Subtract the mortgage from the house value: $150,000 - $100,000.
Calculate the difference: $50,000.
Rosetta receives $50 , 000 .
Explanation
Understanding the Problem Rosetta's house is an asset valued at $150,000. She has a mortgage liability of $100,000 on the house. The question asks how much money Rosetta will receive if she sells the house and pays off the mortgage. We need to subtract the mortgage amount from the house value to find the amount she receives.
Calculating the Amount Received To find out how much Rosetta receives, we subtract the mortgage amount from the house value:
House value - Mortgage amount = Amount received
$150,000 - $100,000 = Amount received
Determining the Final Amount Performing the subtraction:
$150 , 000 − $100 , 000 = $50 , 000
Therefore, Rosetta should receive $50,000 after selling her house and paying off the mortgage.
Examples
Understanding balance sheets and asset liquidation is crucial in personal finance.

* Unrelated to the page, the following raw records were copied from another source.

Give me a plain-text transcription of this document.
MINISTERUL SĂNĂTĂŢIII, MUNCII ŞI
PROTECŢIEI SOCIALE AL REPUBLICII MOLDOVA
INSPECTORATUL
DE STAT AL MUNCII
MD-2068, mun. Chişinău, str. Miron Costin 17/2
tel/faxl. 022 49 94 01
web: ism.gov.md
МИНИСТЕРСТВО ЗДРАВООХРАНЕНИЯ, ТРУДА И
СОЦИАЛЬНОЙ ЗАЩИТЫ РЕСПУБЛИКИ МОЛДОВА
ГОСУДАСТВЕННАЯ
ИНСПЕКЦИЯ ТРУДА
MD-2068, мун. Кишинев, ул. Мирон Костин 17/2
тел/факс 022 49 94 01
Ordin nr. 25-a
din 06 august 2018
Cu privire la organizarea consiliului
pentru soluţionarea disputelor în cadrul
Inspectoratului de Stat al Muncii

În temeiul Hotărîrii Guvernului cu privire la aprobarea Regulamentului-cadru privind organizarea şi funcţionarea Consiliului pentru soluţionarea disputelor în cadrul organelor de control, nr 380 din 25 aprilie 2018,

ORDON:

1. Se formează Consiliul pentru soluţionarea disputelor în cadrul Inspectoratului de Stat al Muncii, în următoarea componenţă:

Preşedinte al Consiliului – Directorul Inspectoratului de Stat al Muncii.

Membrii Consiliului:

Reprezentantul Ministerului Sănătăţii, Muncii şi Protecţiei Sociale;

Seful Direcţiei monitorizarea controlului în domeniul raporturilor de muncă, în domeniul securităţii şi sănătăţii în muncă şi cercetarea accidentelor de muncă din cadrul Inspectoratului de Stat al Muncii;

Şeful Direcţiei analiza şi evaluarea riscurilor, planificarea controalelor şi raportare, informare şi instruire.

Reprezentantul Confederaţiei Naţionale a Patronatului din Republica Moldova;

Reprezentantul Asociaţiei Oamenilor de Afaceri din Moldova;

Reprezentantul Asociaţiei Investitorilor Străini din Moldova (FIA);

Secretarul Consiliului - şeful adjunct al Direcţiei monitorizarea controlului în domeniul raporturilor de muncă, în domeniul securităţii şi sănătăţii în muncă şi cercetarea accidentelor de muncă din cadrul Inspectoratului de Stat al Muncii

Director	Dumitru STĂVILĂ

For example, if you decide to sell an asset like a car or a house to pay off a debt, this calculation helps you determine how much money you will have left after settling the debt. This ensures you can plan your finances effectively and make informed decisions about managing your assets and liabilities. Knowing how to calculate the net proceeds from selling an asset helps in making sound financial decisions.
Rosetta should receive $50,000 after selling her house and paying off her mortgage. This is calculated by subtracting the mortgage balance of $100,000 from the house value of $150,000. Therefore, the correct answer is B. $50,000.